Scientific classification
- Kingdom: Animalia
- Phylum: Chordata
- Class: Actinopterygii
- Order: Beloniformes
- Family: Scomberesocidae
- Genus: Scomberesox
- Species: S. scombroides
- Binomial name: Scomberesox scombroides (J. Richardson, 1843)
- Synonyms: Sairis scombroides Richardson, 1843; Scombresox forsteri Valenciennes, 1846; Scomberesox forsteri Valenciennes, 1846; Scomberesox stolatus de Buen, 1959;

= Scomberesox scombroides =

- Authority: (J. Richardson, 1843)
- Synonyms: Sairis scombroides Richardson, 1843, Scombresox forsteri Valenciennes, 1846, Scomberesox forsteri Valenciennes, 1846, Scomberesox stolatus de Buen, 1959

Species of fish

Scomberesox scombroides, the king gar, is a species of saury, a fish in the family Scomberesocidae which is widespread in the temperate oceans of the Southern Hemisphere. It is a slender, elongated fish which has a small mouth with long extensions of both jaws forming a beak with the extension of the lower jaw being slightly longer than that of the upper jaw, the dorsal and anal fins are set far back on the body and have short bases, each is followed by 5-7 finlets between them and the deeply forked homocercal tail.

Scomberesox scombroides is an epipelagic, schooling species which is found in the open sea near the surface, although it occasionally enters bays and inlets.

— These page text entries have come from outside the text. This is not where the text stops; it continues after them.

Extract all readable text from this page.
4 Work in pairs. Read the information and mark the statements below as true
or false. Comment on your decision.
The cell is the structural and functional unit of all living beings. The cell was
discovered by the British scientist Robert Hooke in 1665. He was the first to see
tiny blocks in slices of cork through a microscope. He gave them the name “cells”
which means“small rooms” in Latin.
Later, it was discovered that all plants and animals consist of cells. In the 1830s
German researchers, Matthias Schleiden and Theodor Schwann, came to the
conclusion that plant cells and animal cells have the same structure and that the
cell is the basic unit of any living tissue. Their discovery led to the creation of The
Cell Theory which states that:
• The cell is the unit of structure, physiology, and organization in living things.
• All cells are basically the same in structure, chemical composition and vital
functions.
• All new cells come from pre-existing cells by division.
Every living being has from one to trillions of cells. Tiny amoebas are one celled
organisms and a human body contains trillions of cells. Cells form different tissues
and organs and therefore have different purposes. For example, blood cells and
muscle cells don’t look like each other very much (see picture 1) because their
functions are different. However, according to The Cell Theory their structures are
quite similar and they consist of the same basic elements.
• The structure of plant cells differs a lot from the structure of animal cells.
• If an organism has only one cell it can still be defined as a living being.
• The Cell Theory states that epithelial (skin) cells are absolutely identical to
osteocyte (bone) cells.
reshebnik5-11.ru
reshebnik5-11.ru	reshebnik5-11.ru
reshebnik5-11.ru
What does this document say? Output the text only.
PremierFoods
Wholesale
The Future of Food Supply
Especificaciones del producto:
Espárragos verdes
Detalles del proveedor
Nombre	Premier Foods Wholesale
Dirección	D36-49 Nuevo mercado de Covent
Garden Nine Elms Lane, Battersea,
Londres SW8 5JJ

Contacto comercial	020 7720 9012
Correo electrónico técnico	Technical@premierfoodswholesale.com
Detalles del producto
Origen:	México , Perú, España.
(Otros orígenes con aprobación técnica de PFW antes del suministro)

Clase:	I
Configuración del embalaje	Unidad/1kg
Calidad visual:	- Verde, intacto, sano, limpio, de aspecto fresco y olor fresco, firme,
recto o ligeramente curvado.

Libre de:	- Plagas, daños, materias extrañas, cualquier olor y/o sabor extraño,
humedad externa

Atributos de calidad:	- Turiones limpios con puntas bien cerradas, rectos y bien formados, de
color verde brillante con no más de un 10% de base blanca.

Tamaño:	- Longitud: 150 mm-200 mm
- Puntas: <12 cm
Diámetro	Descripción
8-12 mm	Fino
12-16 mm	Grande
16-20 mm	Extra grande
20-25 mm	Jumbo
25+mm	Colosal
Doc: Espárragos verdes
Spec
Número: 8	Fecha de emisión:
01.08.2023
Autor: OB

Although the flesh is highly thought of for eating, the occurrence of large schools which can be exploited is too infrequent for the species to have any commercial importance. Its food consists mainly of small planktonic organisms. It is preyed on by larger fish such as yellowfin tuna, birds such as Cape gannets and by marine mammals. It spawns in warmer waters but for feeding it migrates to cool temperate, plankton-rich waters.

Scomberesox scombroides was described by the Scottish naval surgeon, naturalist and Arctic explorer Sir John Richardson as Sairis scombroides with the type locality given as Dusky Bay, New Zealand.